2006-12-27 00:59:34,427 INFO  NutchBean - query: http
2006-12-27 00:59:34,427 INFO  NutchBean - lang:
2006-12-27 00:59:34,453 INFO  NutchBean - searching for 20 raw hits
2006-12-27 00:59:49,837 WARN  NativeCodeLoader - Unable to load native-hadoop 
library for your platform... using builtin-java classes where applicable
2006-12-27 00:59:50,941 INFO  NutchBean - total hits: 5116128
2006-12-27 00:59:50,951 WARN  [jsp] - Servlet.service() for servlet jsp threw 
exception
java.io.IOException: Illegal to flush within a custom tag
        at javax.servlet.jsp.tagext.BodyContent.flush(BodyContent.java:79)
        at org.apache.jsp.search_jsp._jspService(search_jsp.java:416)
        at org.apache.jasper.runtime.HttpJspBase.service(HttpJspBase.java:97)
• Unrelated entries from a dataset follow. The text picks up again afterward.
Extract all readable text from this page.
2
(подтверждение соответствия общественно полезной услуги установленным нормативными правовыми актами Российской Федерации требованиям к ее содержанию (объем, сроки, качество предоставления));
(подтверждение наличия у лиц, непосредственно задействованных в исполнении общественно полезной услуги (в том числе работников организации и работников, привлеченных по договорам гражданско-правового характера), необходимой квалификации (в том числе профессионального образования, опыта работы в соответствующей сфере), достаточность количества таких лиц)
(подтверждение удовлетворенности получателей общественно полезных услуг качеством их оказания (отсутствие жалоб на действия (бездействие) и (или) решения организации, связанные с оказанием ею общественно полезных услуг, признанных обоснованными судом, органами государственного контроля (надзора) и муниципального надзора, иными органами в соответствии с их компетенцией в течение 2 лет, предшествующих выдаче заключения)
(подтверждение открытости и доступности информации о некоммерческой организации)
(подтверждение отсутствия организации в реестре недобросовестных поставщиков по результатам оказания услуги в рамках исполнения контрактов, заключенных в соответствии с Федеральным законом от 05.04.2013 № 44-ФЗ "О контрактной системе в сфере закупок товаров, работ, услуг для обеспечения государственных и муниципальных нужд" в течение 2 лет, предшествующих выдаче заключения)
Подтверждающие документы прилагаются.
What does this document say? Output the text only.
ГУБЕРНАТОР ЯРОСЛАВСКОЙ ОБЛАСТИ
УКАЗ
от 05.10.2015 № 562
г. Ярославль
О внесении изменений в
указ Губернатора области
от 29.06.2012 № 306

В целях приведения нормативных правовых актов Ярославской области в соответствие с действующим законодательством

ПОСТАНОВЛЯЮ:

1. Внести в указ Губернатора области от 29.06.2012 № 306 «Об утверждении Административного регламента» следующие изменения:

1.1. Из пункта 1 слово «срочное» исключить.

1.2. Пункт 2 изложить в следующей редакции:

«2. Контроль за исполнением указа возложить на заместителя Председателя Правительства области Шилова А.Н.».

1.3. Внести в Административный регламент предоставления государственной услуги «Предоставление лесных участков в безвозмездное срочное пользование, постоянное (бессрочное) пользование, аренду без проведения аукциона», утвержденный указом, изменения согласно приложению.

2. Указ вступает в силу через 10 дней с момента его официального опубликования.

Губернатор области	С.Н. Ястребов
        at javax.servlet.http.HttpServlet.service(HttpServlet.java:802)
        at 
org.apache.jasper.servlet.JspServletWrapper.service(JspServletWrapper.java:334)
        at 
org.apache.jasper.servlet.JspServlet.serviceJspFile(JspServlet.java:314)
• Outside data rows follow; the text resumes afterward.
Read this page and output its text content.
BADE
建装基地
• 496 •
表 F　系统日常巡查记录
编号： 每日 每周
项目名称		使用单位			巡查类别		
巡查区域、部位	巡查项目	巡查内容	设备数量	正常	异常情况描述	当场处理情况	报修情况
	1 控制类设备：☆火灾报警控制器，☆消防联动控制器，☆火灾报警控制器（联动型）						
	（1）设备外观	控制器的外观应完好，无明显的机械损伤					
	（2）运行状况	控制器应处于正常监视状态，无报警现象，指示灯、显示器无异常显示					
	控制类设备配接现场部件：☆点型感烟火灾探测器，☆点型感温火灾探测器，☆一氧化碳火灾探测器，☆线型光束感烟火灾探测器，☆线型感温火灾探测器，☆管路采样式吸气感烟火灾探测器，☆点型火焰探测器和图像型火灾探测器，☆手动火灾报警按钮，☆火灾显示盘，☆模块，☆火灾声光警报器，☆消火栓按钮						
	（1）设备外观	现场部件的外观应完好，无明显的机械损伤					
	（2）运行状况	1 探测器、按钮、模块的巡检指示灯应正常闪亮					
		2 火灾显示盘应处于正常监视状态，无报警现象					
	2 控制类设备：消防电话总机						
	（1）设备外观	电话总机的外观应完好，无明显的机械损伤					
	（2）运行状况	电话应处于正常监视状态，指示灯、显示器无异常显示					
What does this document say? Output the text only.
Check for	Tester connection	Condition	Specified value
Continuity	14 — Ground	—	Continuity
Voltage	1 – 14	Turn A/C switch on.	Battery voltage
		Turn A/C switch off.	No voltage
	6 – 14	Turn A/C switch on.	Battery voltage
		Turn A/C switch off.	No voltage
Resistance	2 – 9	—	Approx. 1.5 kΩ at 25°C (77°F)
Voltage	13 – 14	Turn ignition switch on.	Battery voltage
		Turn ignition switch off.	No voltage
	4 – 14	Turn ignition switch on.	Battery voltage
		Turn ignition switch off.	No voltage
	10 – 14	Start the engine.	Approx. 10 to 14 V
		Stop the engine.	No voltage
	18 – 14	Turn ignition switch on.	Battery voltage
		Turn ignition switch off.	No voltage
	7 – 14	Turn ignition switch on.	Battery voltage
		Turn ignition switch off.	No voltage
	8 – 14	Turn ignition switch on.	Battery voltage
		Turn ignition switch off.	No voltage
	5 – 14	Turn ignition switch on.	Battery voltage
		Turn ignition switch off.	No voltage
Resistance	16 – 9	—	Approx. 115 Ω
        at org.apache.jasper.servlet.JspServlet.service(JspServlet.java:264)
        at javax.servlet.http.HttpServlet.service(HttpServlet.java:802)
        at 
org.apache.catalina.core.ApplicationFilterChain.internalDoFilter(ApplicationFilterChain.java:252)
        at 
org.apache.catalina.core.ApplicationFilterChain.doFilter(ApplicationFilterChain.java:173)
        at 
com.opensymphony.oscache.web.filter.CacheFilter.doFilter(CacheFilter.java:161)
        at 
org.apache.catalina.core.ApplicationFilterChain.internalDoFilter(ApplicationFilterChain.java:202)
        at 
org.apache.catalina.core.ApplicationFilterChain.doFilter(ApplicationFilterChain.java:173)
        at 
org.apache.catalina.core.StandardWrapperValve.invoke(StandardWrapperValve.java:213)
        at 
org.apache.catalina.core.StandardContextValve.invoke(StandardContextValve.java:178)
        at 
org.apache.catalina.core.StandardHostValve.invoke(StandardHostValve.java:126)
        at 
org.apache.catalina.valves.ErrorReportValve.invoke(ErrorReportValve.java:105)
        at 
org.apache.catalina.core.StandardEngineValve.invoke(StandardEngineValve.java:107)
        at 
org.apache.catalina.connector.CoyoteAdapter.service(CoyoteAdapter.java:148)
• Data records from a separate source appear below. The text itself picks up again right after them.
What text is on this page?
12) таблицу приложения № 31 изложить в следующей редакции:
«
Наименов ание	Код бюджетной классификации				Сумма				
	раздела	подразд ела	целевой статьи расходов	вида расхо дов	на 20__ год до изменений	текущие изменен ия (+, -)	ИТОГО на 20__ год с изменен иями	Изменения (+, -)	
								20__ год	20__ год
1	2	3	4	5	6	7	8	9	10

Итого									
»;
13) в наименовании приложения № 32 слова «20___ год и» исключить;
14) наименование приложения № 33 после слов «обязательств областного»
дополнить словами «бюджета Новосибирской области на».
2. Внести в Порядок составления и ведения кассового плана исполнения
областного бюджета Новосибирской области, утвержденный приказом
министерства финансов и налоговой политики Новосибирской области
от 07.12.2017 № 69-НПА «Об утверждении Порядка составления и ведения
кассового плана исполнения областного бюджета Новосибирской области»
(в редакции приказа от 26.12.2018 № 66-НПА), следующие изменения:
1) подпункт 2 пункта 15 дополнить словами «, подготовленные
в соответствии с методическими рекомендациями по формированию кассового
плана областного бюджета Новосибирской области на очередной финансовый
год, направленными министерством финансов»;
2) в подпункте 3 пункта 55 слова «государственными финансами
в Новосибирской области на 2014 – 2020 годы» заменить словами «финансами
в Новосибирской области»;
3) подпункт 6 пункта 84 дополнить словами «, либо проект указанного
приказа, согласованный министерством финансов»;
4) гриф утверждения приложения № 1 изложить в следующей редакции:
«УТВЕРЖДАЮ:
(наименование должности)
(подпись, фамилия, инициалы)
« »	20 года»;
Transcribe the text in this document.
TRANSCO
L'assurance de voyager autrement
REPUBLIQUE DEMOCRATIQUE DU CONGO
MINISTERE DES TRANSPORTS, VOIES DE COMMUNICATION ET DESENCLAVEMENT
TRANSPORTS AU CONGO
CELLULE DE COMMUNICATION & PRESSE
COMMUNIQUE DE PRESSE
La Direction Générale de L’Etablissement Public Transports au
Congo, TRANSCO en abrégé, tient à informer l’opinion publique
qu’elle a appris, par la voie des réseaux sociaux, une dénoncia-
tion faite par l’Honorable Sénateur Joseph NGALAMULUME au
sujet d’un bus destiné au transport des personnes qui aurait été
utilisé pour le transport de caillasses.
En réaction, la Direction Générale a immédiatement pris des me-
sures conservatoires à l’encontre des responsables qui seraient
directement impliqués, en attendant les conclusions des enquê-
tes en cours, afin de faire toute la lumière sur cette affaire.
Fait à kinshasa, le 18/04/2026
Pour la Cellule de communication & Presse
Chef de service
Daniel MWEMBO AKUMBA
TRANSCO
        at org.apache.jk.server.JkCoyoteHandler.invoke(JkCoyoteHandler.java:199)
        at org.apache.jk.common.HandlerRequest.invoke(HandlerRequest.java:282)
        at org.apache.jk.common.ChannelSocket.invoke(ChannelSocket.java:767)
        at 
org.apache.jk.common.ChannelSocket.processConnection(ChannelSocket.java:697)
        at 
org.apache.jk.common.ChannelSocket$SocketConnection.runIt(ChannelSocket.java:889)
        at 
org.apache.tomcat.util.threads.ThreadPool$ControlRunnable.run(ThreadPool.java:684)
        at java.lang.Thread.run(Thread.java:595)

I know this isn't really a Nutch issue per say, but if anyone is running it 
without problems any tips would be greatly appreciated.